Simulation Analysis On Swirl Nozzle For Liquid Distributor In Horizontal-tube Falling Film Device

In a horizontal tube falling-film evaporation device, the uniform distribution ability of the liquid distributor has a very important impact on device total heat transfer coefficient. Nozzle type liquid distributor has the advantages of not easy to jam, simple structure. Therefore, analysis and grasp the law of internal flow field and external liquid spray uniformity is the key in the study of liquid distributor nozzle. In this paper, three types of top structure swirl nozzles are numerically investigated.Three kinds of nozzle inner cavity as well as the external cylindrical area physical model and mathematical model are set up. The inner and external flow fields of the three nozzles are numerically investigated by using the VOF model and the realizable k-ε turbulent flow model.

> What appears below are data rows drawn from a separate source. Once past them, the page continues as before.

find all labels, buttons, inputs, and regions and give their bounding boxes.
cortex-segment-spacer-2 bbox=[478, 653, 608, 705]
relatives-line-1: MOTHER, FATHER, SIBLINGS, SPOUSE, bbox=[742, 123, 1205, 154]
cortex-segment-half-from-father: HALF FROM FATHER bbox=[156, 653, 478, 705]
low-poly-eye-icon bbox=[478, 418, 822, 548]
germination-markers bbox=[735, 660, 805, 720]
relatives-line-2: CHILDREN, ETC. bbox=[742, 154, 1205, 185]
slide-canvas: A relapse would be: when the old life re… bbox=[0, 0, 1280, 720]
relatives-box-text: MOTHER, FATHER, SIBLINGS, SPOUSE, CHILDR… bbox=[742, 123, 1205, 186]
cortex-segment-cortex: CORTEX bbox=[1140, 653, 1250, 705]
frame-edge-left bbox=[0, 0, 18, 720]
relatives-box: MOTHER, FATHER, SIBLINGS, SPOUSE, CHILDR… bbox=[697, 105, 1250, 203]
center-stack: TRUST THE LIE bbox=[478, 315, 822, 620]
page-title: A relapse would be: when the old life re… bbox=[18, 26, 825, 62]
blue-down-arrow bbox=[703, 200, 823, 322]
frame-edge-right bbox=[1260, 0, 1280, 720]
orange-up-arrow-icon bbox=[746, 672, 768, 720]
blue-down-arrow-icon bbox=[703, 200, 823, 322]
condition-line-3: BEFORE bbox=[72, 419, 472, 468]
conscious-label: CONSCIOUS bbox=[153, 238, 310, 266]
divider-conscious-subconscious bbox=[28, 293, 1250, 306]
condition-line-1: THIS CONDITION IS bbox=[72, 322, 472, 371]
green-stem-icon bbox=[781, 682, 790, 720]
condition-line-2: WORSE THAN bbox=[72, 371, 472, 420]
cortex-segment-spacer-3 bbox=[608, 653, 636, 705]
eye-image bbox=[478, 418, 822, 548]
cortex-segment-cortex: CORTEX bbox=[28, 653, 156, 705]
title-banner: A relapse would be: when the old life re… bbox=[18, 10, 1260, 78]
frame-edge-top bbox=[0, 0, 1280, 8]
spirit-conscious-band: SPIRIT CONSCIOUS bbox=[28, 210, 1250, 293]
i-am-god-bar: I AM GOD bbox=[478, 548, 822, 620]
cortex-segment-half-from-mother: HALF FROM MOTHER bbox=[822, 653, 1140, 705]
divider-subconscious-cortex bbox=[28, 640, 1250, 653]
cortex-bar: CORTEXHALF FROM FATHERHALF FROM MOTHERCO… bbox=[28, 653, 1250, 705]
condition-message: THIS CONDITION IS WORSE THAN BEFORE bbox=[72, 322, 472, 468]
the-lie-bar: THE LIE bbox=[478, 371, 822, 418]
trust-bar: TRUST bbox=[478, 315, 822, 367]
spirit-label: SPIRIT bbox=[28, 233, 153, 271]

The velocity and pressure characteristics of water and air inside the nozzle are analyzed, especially near the spiral structure. Based on the total mass flow distribution in equally divided districts along the circumferential direction and centroids distribution of the water mass flow on different horizontal planes below the nozzle exit, analyses about the nozzle spray uniformity are conducted.Geometric structure and size parameters of the nozzles are important factors influencing flow characteristics and spray uniformity. Detailed analysis to the geometry structure change is carried on in this paper. How the column height and radius of the cap structure at the top, the height, starting angle of the spiral structure at the top, the height above and below the swirl chamber influence nozzle performance is analyzed.It was obtained that the structure of the flow field consists of eccentric and screwy air core inside the nozzle. The spray outside the nozzle is circumferential non-uniform, to decrease this phenomenon, changing the top structure inside the nozzle with the cap structure or spiral structure is feasible. The higher the height of the cap structure, the spray is more uniform, and there exists an optimal value of the cap structure radius, so is the height of the spiral structure. When the starting position of spiral structure is0°, spray uniformity is the best. The height of the swirl chamber above the entrance is greater, the height below is smaller, spray is more uniform.